Like the other major development in Aberdeenshire – Trump’s golf course – the raising of Union Terrace Gardens seems to be somewhat divisive, with local campaigns both for and against the plan. There are also alternative proposals involving public funding and the retention of the gardens.
My personal feeling is that raising the gardens to create a plaza is attacking a nut with a sledge-hammer. The gardens are not an unpleasant area, but the large trees and looming buildings around the area have a detrimental effect, resulting in the gardens being in shade for much of the time. While there is noise from the duel carriageway, it is barely noticeable in addition to the traffic on Union Terrace, Union Street and Rosemount Viaduct. I am hopeful that a third scheme may emerge which seeks to preserve the gardens as much as possible while improving the facilities in the area.

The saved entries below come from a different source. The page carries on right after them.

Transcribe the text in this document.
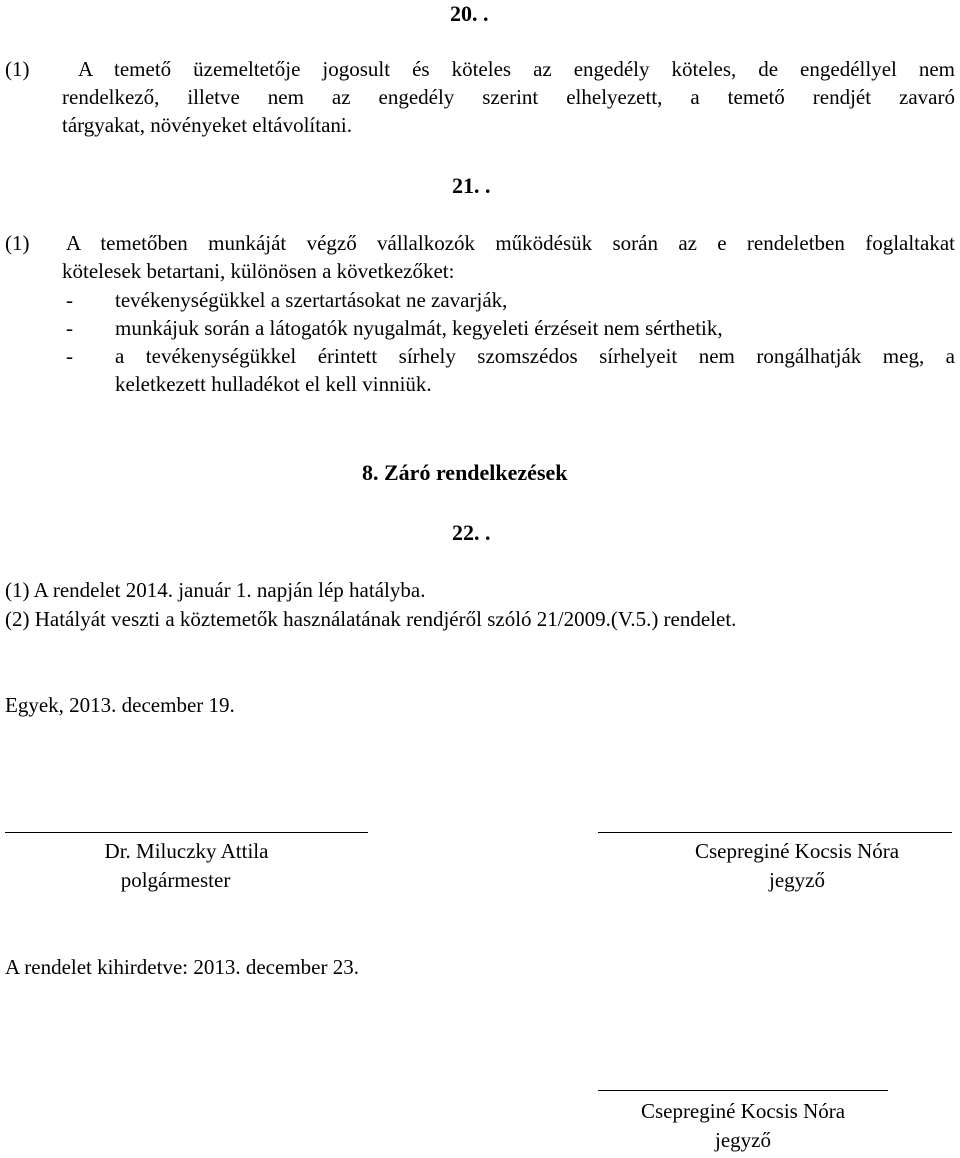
20. .
(1) A temető üzemeltetője jogosult és köteles az engedély köteles, de engedéllyel nem
rendelkező, illetve nem az engedély szerint elhelyezett, a temető rendjét zavaró
tárgyakat, növényeket eltávolítani.
21. .
(1) A temetőben munkáját végző vállalkozók működésük során az e rendeletben foglaltakat
kötelesek betartani, különösen a következőket:
- tevékenységükkel a szertartásokat ne zavarják,
- munkájuk során a látogatók nyugalmát, kegyeleti érzéseit nem sérthetik,
- a tevékenységükkel érintett sírhely szomszédos sírhelyeit nem rongálhatják meg, a
keletkezett hulladékot el kell vinniük.
8. Záró rendelkezések
22. .
(1) A rendelet 2014. január 1. napján lép hatályba.
(2) Hatályát veszti a köztemetők használatának rendjéről szóló 21/2009.(V.5.) rendelet.
Egyek, 2013. december 19.
Dr. Miluczky Attila
polgármester
Csepreginé Kocsis Nóra
jegyző
A rendelet kihirdetve: 2013. december 23.
Csepreginé Kocsis Nóra
jegyző
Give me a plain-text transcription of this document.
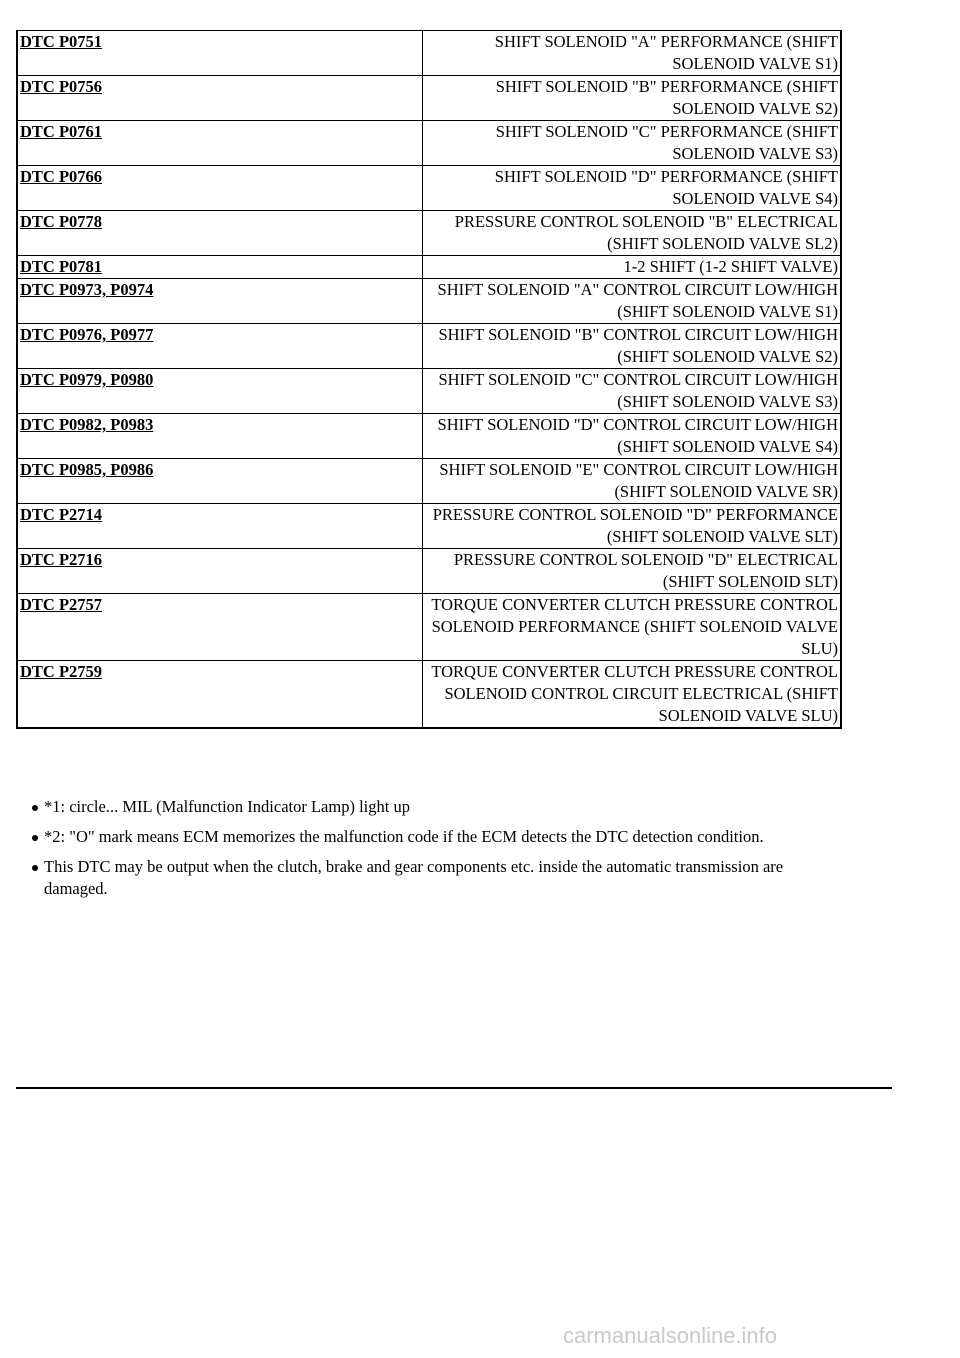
DTC P0751	SHIFT SOLENOID "A" PERFORMANCE (SHIFT SOLENOID VALVE S1)
DTC P0756	SHIFT SOLENOID "B" PERFORMANCE (SHIFT SOLENOID VALVE S2)
DTC P0761	SHIFT SOLENOID "C" PERFORMANCE (SHIFT SOLENOID VALVE S3)
DTC P0766	SHIFT SOLENOID "D" PERFORMANCE (SHIFT SOLENOID VALVE S4)
DTC P0778	PRESSURE CONTROL SOLENOID "B" ELECTRICAL (SHIFT SOLENOID VALVE SL2)
DTC P0781	1-2 SHIFT (1-2 SHIFT VALVE)
DTC P0973, P0974	SHIFT SOLENOID "A" CONTROL CIRCUIT LOW/HIGH (SHIFT SOLENOID VALVE S1)
DTC P0976, P0977	SHIFT SOLENOID "B" CONTROL CIRCUIT LOW/HIGH (SHIFT SOLENOID VALVE S2)
DTC P0979, P0980	SHIFT SOLENOID "C" CONTROL CIRCUIT LOW/HIGH (SHIFT SOLENOID VALVE S3)
DTC P0982, P0983	SHIFT SOLENOID "D" CONTROL CIRCUIT LOW/HIGH (SHIFT SOLENOID VALVE S4)
DTC P0985, P0986	SHIFT SOLENOID "E" CONTROL CIRCUIT LOW/HIGH (SHIFT SOLENOID VALVE SR)
DTC P2714	PRESSURE CONTROL SOLENOID "D" PERFORMANCE (SHIFT SOLENOID VALVE SLT)
DTC P2716	PRESSURE CONTROL SOLENOID "D" ELECTRICAL (SHIFT SOLENOID SLT)
DTC P2757	TORQUE CONVERTER CLUTCH PRESSURE CONTROL SOLENOID PERFORMANCE (SHIFT SOLENOID VALVE SLU)
DTC P2759	TORQUE CONVERTER CLUTCH PRESSURE CONTROL SOLENOID CONTROL CIRCUIT ELECTRICAL (SHIFT SOLENOID VALVE SLU)
*1: circle... MIL (Malfunction Indicator Lamp) light up
*2: "O" mark means ECM memorizes the malfunction code if the ECM detects the DTC detection condition.
This DTC may be output when the clutch, brake and gear components etc. inside the automatic transmission are damaged.
carmanualsonline.info
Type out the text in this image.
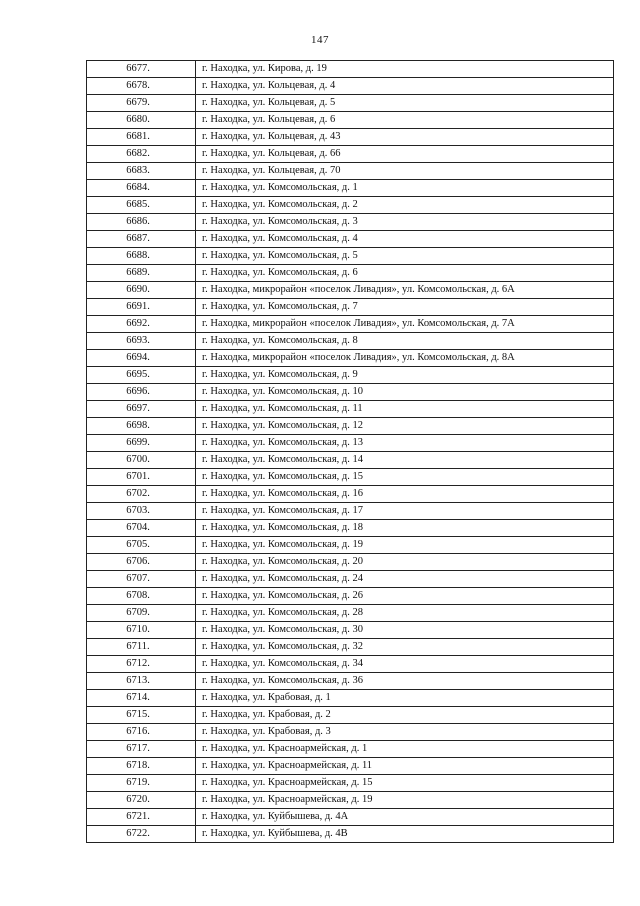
147
6677.	г. Находка, ул. Кирова, д. 19
6678.	г. Находка, ул. Кольцевая, д. 4
6679.	г. Находка, ул. Кольцевая, д. 5
6680.	г. Находка, ул. Кольцевая, д. 6
6681.	г. Находка, ул. Кольцевая, д. 43
6682.	г. Находка, ул. Кольцевая, д. 66
6683.	г. Находка, ул. Кольцевая, д. 70
6684.	г. Находка, ул. Комсомольская, д. 1
6685.	г. Находка, ул. Комсомольская, д. 2
6686.	г. Находка, ул. Комсомольская, д. 3
6687.	г. Находка, ул. Комсомольская, д. 4
6688.	г. Находка, ул. Комсомольская, д. 5
6689.	г. Находка, ул. Комсомольская, д. 6
6690.	г. Находка, микрорайон «поселок Ливадия», ул. Комсомольская, д. 6А
6691.	г. Находка, ул. Комсомольская, д. 7
6692.	г. Находка, микрорайон «поселок Ливадия», ул. Комсомольская, д. 7А
6693.	г. Находка, ул. Комсомольская, д. 8
6694.	г. Находка, микрорайон «поселок Ливадия», ул. Комсомольская, д. 8А
6695.	г. Находка, ул. Комсомольская, д. 9
6696.	г. Находка, ул. Комсомольская, д. 10
6697.	г. Находка, ул. Комсомольская, д. 11
6698.	г. Находка, ул. Комсомольская, д. 12
6699.	г. Находка, ул. Комсомольская, д. 13
6700.	г. Находка, ул. Комсомольская, д. 14
6701.	г. Находка, ул. Комсомольская, д. 15
6702.	г. Находка, ул. Комсомольская, д. 16
6703.	г. Находка, ул. Комсомольская, д. 17
6704.	г. Находка, ул. Комсомольская, д. 18
6705.	г. Находка, ул. Комсомольская, д. 19
6706.	г. Находка, ул. Комсомольская, д. 20
6707.	г. Находка, ул. Комсомольская, д. 24
6708.	г. Находка, ул. Комсомольская, д. 26
6709.	г. Находка, ул. Комсомольская, д. 28
6710.	г. Находка, ул. Комсомольская, д. 30
6711.	г. Находка, ул. Комсомольская, д. 32
6712.	г. Находка, ул. Комсомольская, д. 34
6713.	г. Находка, ул. Комсомольская, д. 36
6714.	г. Находка, ул. Крабовая, д. 1
6715.	г. Находка, ул. Крабовая, д. 2
6716.	г. Находка, ул. Крабовая, д. 3
6717.	г. Находка, ул. Красноармейская, д. 1
6718.	г. Находка, ул. Красноармейская, д. 11
6719.	г. Находка, ул. Красноармейская, д. 15
6720.	г. Находка, ул. Красноармейская, д. 19
6721.	г. Находка, ул. Куйбышева, д. 4А
6722.	г. Находка, ул. Куйбышева, д. 4В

What Aberdeen does not need is another concrete plaza. It already has several – there is a crowded and untidy plaza outside the St. Nicholas Centre, a second plaza on top of the centre which is popular with skateboarders and underage drinkers, a large and seldom used square at the top of Union Street around the Merkat Cross and the utterly depressing plaza in front of the new Union Square shopping centre.
Even with the retention of the century old trees and the addition of a water feature, the raised gardens look to be dismal, dreich and depressing. It does not look like somewhere I’d particularly like to spend time on a summer’s day, unlike Princess Street Gardens or Glasgow Green.
Aberdeen City Council needs to reconsider the fact 55% of respondents in the consultation into the Gardens opposed the plan. It needs to look into what people genuinely want there and what would genuinely be of benifit to the city as a whole. A new plaza does not look to benifit the city.
Sir Ian would also be wise to consider what the people of Aberdeen want. While his generosity cannot be mistaken, it seems he is seeking to leave Aberdeen with the sort of legacy project which maintain the McEwan and Younger names in Edinburgh. If that is truly what he wants, he would wise to put his money towards something which the people of Aberdeen truly want and something which will stand for the ages rather become an ugly embarrassment in less then a generation. Perhaps a complete revamp of the gardens with additional funds for the Winter Gardens in Duthie Park?